Congenital disorder of glycosylation, type IIm is inherited in an X-linked dominant manner and is caused by pathogenic variants in the SLC35A2 gene. SLC35A2 encodes solute carrier family 35 (UDP-galactose transporter), member 2. The UDP-galactose transporter selectively supplies UDP galactose from the cytosol to the Golgi lumen and is a critical component of glycosylation pathways such as N-glycosylation and O-glycosylation in eukaryotes. Pathogenic variants in SLC35A2 include missense, nonsense, small frameshift deletions, and a complex rearrangement. No large deletions/duplications have been reported. De novo pathogenic variants are common (Kodera et al. 2013. PubMed ID: 24115232; Human Gene Mutation Database).
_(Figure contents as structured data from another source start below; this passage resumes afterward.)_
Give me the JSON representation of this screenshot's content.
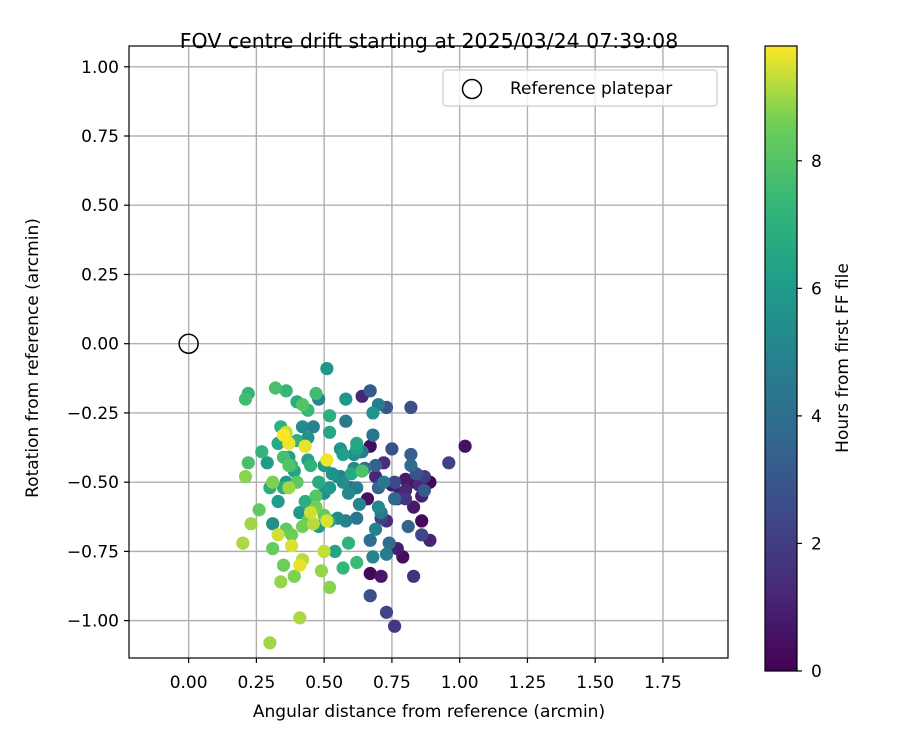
{
  "chart_data": {
    "type": "scatter",
    "title": "FOV centre drift starting at 2025/03/24 07:39:08",
    "xlabel": "Angular distance from reference (arcmin)",
    "ylabel": "Rotation from reference (arcmin)",
    "xlim": [
      -0.22,
      1.99
    ],
    "ylim": [
      -1.135,
      1.075
    ],
    "xticks": [
      0.0,
      0.25,
      0.5,
      0.75,
      1.0,
      1.25,
      1.5,
      1.75
    ],
    "xtick_labels": [
      "0.00",
      "0.25",
      "0.50",
      "0.75",
      "1.00",
      "1.25",
      "1.50",
      "1.75"
    ],
    "yticks": [
      1.0,
      0.75,
      0.5,
      0.25,
      0.0,
      -0.25,
      -0.5,
      -0.75,
      -1.0
    ],
    "ytick_labels": [
      "1.00",
      "0.75",
      "0.50",
      "0.25",
      "0.00",
      "−0.25",
      "−0.50",
      "−0.75",
      "−1.00"
    ],
    "grid": true,
    "legend": {
      "position": "top-right",
      "entries": [
        "Reference platepar"
      ]
    },
    "reference_point": {
      "label": "Reference platepar",
      "x": 0.0,
      "y": 0.0
    },
    "colorbar": {
      "label": "Hours from first FF file",
      "colormap": "viridis",
      "range": [
        0,
        9.8
      ],
      "ticks": [
        0,
        2,
        4,
        6,
        8
      ],
      "tick_labels": [
        "0",
        "2",
        "4",
        "6",
        "8"
      ]
    },
    "series": [
      {
        "color_by": "hours",
        "points": [
          [
            0.67,
            -0.83,
            0.2
          ],
          [
            0.86,
            -0.64,
            0.2
          ],
          [
            0.79,
            -0.77,
            0.4
          ],
          [
            0.89,
            -0.5,
            0.2
          ],
          [
            0.67,
            -0.37,
            0.3
          ],
          [
            1.02,
            -0.37,
            0.5
          ],
          [
            0.82,
            -0.5,
            0.6
          ],
          [
            0.71,
            -0.84,
            0.7
          ],
          [
            0.66,
            -0.56,
            0.5
          ],
          [
            0.75,
            -0.51,
            0.7
          ],
          [
            0.8,
            -0.49,
            0.8
          ],
          [
            0.83,
            -0.59,
            0.8
          ],
          [
            0.86,
            -0.55,
            1.0
          ],
          [
            0.78,
            -0.54,
            0.9
          ],
          [
            0.77,
            -0.74,
            0.9
          ],
          [
            0.89,
            -0.71,
            1.1
          ],
          [
            0.69,
            -0.48,
            1.2
          ],
          [
            0.8,
            -0.53,
            1.2
          ],
          [
            0.64,
            -0.19,
            1.2
          ],
          [
            0.85,
            -0.51,
            1.3
          ],
          [
            0.72,
            -0.43,
            1.4
          ],
          [
            0.63,
            -0.39,
            1.4
          ],
          [
            0.73,
            -0.64,
            1.4
          ],
          [
            0.83,
            -0.84,
            1.6
          ],
          [
            0.8,
            -0.56,
            1.7
          ],
          [
            0.76,
            -1.02,
            1.8
          ],
          [
            0.87,
            -0.48,
            2.0
          ],
          [
            0.77,
            -0.56,
            1.8
          ],
          [
            0.71,
            -0.63,
            2.1
          ],
          [
            0.73,
            -0.97,
            2.3
          ],
          [
            0.96,
            -0.43,
            2.2
          ],
          [
            0.86,
            -0.69,
            2.4
          ],
          [
            0.76,
            -0.5,
            2.5
          ],
          [
            0.67,
            -0.91,
            2.7
          ],
          [
            0.82,
            -0.23,
            2.7
          ],
          [
            0.75,
            -0.38,
            2.8
          ],
          [
            0.84,
            -0.47,
            2.9
          ],
          [
            0.73,
            -0.23,
            3.0
          ],
          [
            0.67,
            -0.17,
            3.1
          ],
          [
            0.87,
            -0.53,
            3.2
          ],
          [
            0.82,
            -0.4,
            3.3
          ],
          [
            0.69,
            -0.44,
            3.4
          ],
          [
            0.81,
            -0.66,
            3.5
          ],
          [
            0.7,
            -0.52,
            3.6
          ],
          [
            0.6,
            -0.52,
            3.6
          ],
          [
            0.76,
            -0.56,
            3.7
          ],
          [
            0.82,
            -0.44,
            3.8
          ],
          [
            0.67,
            -0.71,
            3.9
          ],
          [
            0.74,
            -0.72,
            4.0
          ],
          [
            0.56,
            -0.48,
            4.1
          ],
          [
            0.65,
            -0.45,
            4.2
          ],
          [
            0.68,
            -0.33,
            4.3
          ],
          [
            0.62,
            -0.63,
            4.3
          ],
          [
            0.72,
            -0.5,
            4.4
          ],
          [
            0.58,
            -0.28,
            4.5
          ],
          [
            0.71,
            -0.61,
            4.5
          ],
          [
            0.73,
            -0.76,
            4.6
          ],
          [
            0.64,
            -0.39,
            4.6
          ],
          [
            0.62,
            -0.52,
            4.7
          ],
          [
            0.7,
            -0.22,
            4.7
          ],
          [
            0.58,
            -0.64,
            4.8
          ],
          [
            0.69,
            -0.67,
            4.8
          ],
          [
            0.46,
            -0.3,
            4.9
          ],
          [
            0.55,
            -0.48,
            4.9
          ],
          [
            0.63,
            -0.58,
            5.0
          ],
          [
            0.68,
            -0.77,
            5.0
          ],
          [
            0.59,
            -0.54,
            5.1
          ],
          [
            0.48,
            -0.2,
            5.1
          ],
          [
            0.61,
            -0.45,
            5.2
          ],
          [
            0.7,
            -0.59,
            5.2
          ],
          [
            0.55,
            -0.63,
            5.3
          ],
          [
            0.42,
            -0.3,
            5.3
          ],
          [
            0.57,
            -0.5,
            5.4
          ],
          [
            0.5,
            -0.54,
            5.5
          ],
          [
            0.61,
            -0.4,
            5.5
          ],
          [
            0.31,
            -0.65,
            5.5
          ],
          [
            0.44,
            -0.34,
            5.6
          ],
          [
            0.53,
            -0.47,
            5.6
          ],
          [
            0.68,
            -0.25,
            5.7
          ],
          [
            0.56,
            -0.38,
            5.7
          ],
          [
            0.51,
            -0.09,
            5.8
          ],
          [
            0.58,
            -0.2,
            5.8
          ],
          [
            0.36,
            -0.5,
            5.9
          ],
          [
            0.41,
            -0.61,
            5.9
          ],
          [
            0.5,
            -0.44,
            6.0
          ],
          [
            0.52,
            -0.52,
            6.0
          ],
          [
            0.29,
            -0.43,
            6.0
          ],
          [
            0.48,
            -0.66,
            6.1
          ],
          [
            0.33,
            -0.57,
            6.1
          ],
          [
            0.62,
            -0.38,
            6.2
          ],
          [
            0.57,
            -0.4,
            6.2
          ],
          [
            0.37,
            -0.41,
            6.3
          ],
          [
            0.52,
            -0.64,
            6.3
          ],
          [
            0.44,
            -0.42,
            6.3
          ],
          [
            0.54,
            -0.75,
            6.4
          ],
          [
            0.39,
            -0.46,
            6.4
          ],
          [
            0.62,
            -0.36,
            6.5
          ],
          [
            0.52,
            -0.32,
            6.5
          ],
          [
            0.33,
            -0.36,
            6.6
          ],
          [
            0.6,
            -0.47,
            6.6
          ],
          [
            0.4,
            -0.21,
            6.7
          ],
          [
            0.48,
            -0.5,
            6.7
          ],
          [
            0.35,
            -0.52,
            6.8
          ],
          [
            0.3,
            -0.52,
            6.8
          ],
          [
            0.43,
            -0.57,
            6.9
          ],
          [
            0.52,
            -0.26,
            6.9
          ],
          [
            0.34,
            -0.3,
            7.0
          ],
          [
            0.4,
            -0.35,
            7.0
          ],
          [
            0.45,
            -0.44,
            7.1
          ],
          [
            0.59,
            -0.72,
            7.1
          ],
          [
            0.22,
            -0.18,
            7.2
          ],
          [
            0.27,
            -0.39,
            7.2
          ],
          [
            0.36,
            -0.17,
            7.3
          ],
          [
            0.57,
            -0.81,
            7.3
          ],
          [
            0.44,
            -0.24,
            7.4
          ],
          [
            0.38,
            -0.44,
            7.4
          ],
          [
            0.62,
            -0.79,
            7.5
          ],
          [
            0.47,
            -0.18,
            7.6
          ],
          [
            0.21,
            -0.2,
            7.6
          ],
          [
            0.35,
            -0.41,
            7.7
          ],
          [
            0.32,
            -0.16,
            7.8
          ],
          [
            0.22,
            -0.43,
            7.8
          ],
          [
            0.64,
            -0.46,
            7.9
          ],
          [
            0.42,
            -0.22,
            8.0
          ],
          [
            0.37,
            -0.44,
            8.0
          ],
          [
            0.47,
            -0.55,
            8.1
          ],
          [
            0.4,
            -0.5,
            8.2
          ],
          [
            0.36,
            -0.67,
            8.2
          ],
          [
            0.5,
            -0.62,
            8.3
          ],
          [
            0.26,
            -0.6,
            8.3
          ],
          [
            0.31,
            -0.74,
            8.4
          ],
          [
            0.44,
            -0.64,
            8.4
          ],
          [
            0.35,
            -0.8,
            8.5
          ],
          [
            0.38,
            -0.69,
            8.5
          ],
          [
            0.47,
            -0.59,
            8.6
          ],
          [
            0.42,
            -0.66,
            8.6
          ],
          [
            0.31,
            -0.5,
            8.7
          ],
          [
            0.39,
            -0.84,
            8.7
          ],
          [
            0.52,
            -0.88,
            8.8
          ],
          [
            0.21,
            -0.48,
            8.8
          ],
          [
            0.34,
            -0.86,
            8.9
          ],
          [
            0.49,
            -0.82,
            8.9
          ],
          [
            0.37,
            -0.52,
            9.0
          ],
          [
            0.3,
            -1.08,
            9.0
          ],
          [
            0.23,
            -0.65,
            9.0
          ],
          [
            0.41,
            -0.99,
            9.1
          ],
          [
            0.2,
            -0.72,
            9.1
          ],
          [
            0.46,
            -0.65,
            9.2
          ],
          [
            0.42,
            -0.78,
            9.2
          ],
          [
            0.36,
            -0.32,
            9.3
          ],
          [
            0.5,
            -0.75,
            9.3
          ],
          [
            0.33,
            -0.69,
            9.4
          ],
          [
            0.45,
            -0.61,
            9.4
          ],
          [
            0.38,
            -0.73,
            9.5
          ],
          [
            0.51,
            -0.64,
            9.5
          ],
          [
            0.41,
            -0.8,
            9.6
          ],
          [
            0.43,
            -0.37,
            9.6
          ],
          [
            0.37,
            -0.36,
            9.7
          ],
          [
            0.51,
            -0.42,
            9.7
          ],
          [
            0.35,
            -0.33,
            9.8
          ]
        ]
      }
    ]
  }
}
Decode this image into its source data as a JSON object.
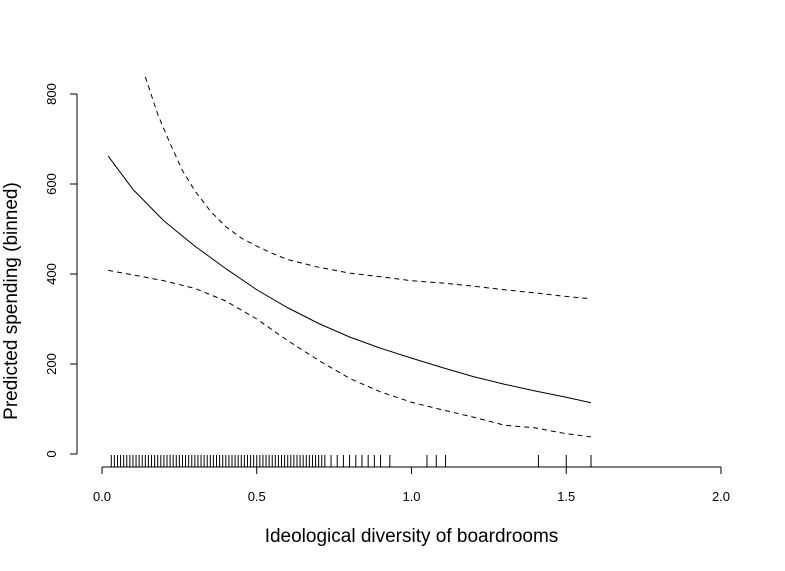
{
  "chart_data": {
    "type": "line",
    "title": "",
    "xlabel": "Ideological diversity of boardrooms",
    "ylabel": "Predicted spending (binned)",
    "xlim": [
      0.0,
      2.0
    ],
    "ylim": [
      0,
      800
    ],
    "x_ticks": [
      0.0,
      0.5,
      1.0,
      1.5,
      2.0
    ],
    "x_tick_labels": [
      "0.0",
      "0.5",
      "1.0",
      "1.5",
      "2.0"
    ],
    "y_ticks": [
      0,
      200,
      400,
      600,
      800
    ],
    "y_tick_labels": [
      "0",
      "200",
      "400",
      "600",
      "800"
    ],
    "grid": false,
    "legend": "none",
    "colors": {
      "line": "#000000",
      "background": "#ffffff"
    },
    "series": [
      {
        "style": "solid",
        "x": [
          0.02,
          0.1,
          0.2,
          0.3,
          0.4,
          0.5,
          0.6,
          0.7,
          0.8,
          0.9,
          1.0,
          1.1,
          1.2,
          1.3,
          1.4,
          1.5,
          1.58
        ],
        "y": [
          662,
          588,
          518,
          462,
          412,
          365,
          325,
          290,
          260,
          235,
          213,
          192,
          172,
          155,
          140,
          126,
          114
        ]
      },
      {
        "style": "dashed",
        "x": [
          0.14,
          0.18,
          0.22,
          0.26,
          0.3,
          0.35,
          0.4,
          0.45,
          0.5,
          0.55,
          0.6,
          0.7,
          0.8,
          0.9,
          1.0,
          1.1,
          1.2,
          1.3,
          1.4,
          1.5,
          1.58
        ],
        "y": [
          838,
          755,
          690,
          630,
          585,
          540,
          505,
          480,
          462,
          446,
          432,
          415,
          402,
          394,
          385,
          380,
          373,
          365,
          358,
          350,
          345
        ]
      },
      {
        "style": "dashed",
        "x": [
          0.02,
          0.1,
          0.2,
          0.3,
          0.4,
          0.5,
          0.6,
          0.7,
          0.8,
          0.9,
          1.0,
          1.1,
          1.2,
          1.3,
          1.4,
          1.5,
          1.58
        ],
        "y": [
          408,
          398,
          385,
          368,
          340,
          300,
          252,
          208,
          168,
          138,
          115,
          98,
          82,
          64,
          58,
          45,
          38
        ]
      }
    ],
    "rug": [
      0.03,
      0.04,
      0.05,
      0.06,
      0.07,
      0.08,
      0.09,
      0.1,
      0.11,
      0.12,
      0.13,
      0.14,
      0.15,
      0.16,
      0.17,
      0.18,
      0.19,
      0.2,
      0.21,
      0.22,
      0.23,
      0.24,
      0.25,
      0.26,
      0.27,
      0.28,
      0.29,
      0.3,
      0.31,
      0.32,
      0.33,
      0.34,
      0.35,
      0.36,
      0.37,
      0.38,
      0.39,
      0.4,
      0.41,
      0.42,
      0.43,
      0.44,
      0.45,
      0.46,
      0.47,
      0.48,
      0.49,
      0.5,
      0.51,
      0.52,
      0.53,
      0.54,
      0.55,
      0.56,
      0.57,
      0.58,
      0.59,
      0.6,
      0.61,
      0.62,
      0.63,
      0.64,
      0.65,
      0.66,
      0.67,
      0.68,
      0.69,
      0.7,
      0.71,
      0.72,
      0.74,
      0.76,
      0.78,
      0.8,
      0.82,
      0.84,
      0.86,
      0.88,
      0.9,
      0.93,
      1.05,
      1.08,
      1.11,
      1.41,
      1.5,
      1.58
    ]
  }
}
Although most cases are female, affected males have been reported with somatic mosaicism, suggesting that a wild-type SLC35A2 allele may be required for survival. Female mosaicism has also been reported (Kodera et al. 2013. PubMed ID: 24115232; Ng et al. 2013. PubMed ID: 23561849; Westenfield et al. 2018. PubMed ID: 29907092).

Clinical sensitivity of SLC35A2 in a large cohort of patients with congenital disorder of glycosylation, type IIm relevant phenotypes is unavailable in the literature as most studies are case reports. Analytical sensitivity should be high.

This test provides full coverage of all coding exons of the SLC35A2 gene, plus ~10 bases of flanking noncoding DNA. We define full coverage as >20X NGS reads or Sanger sequencing.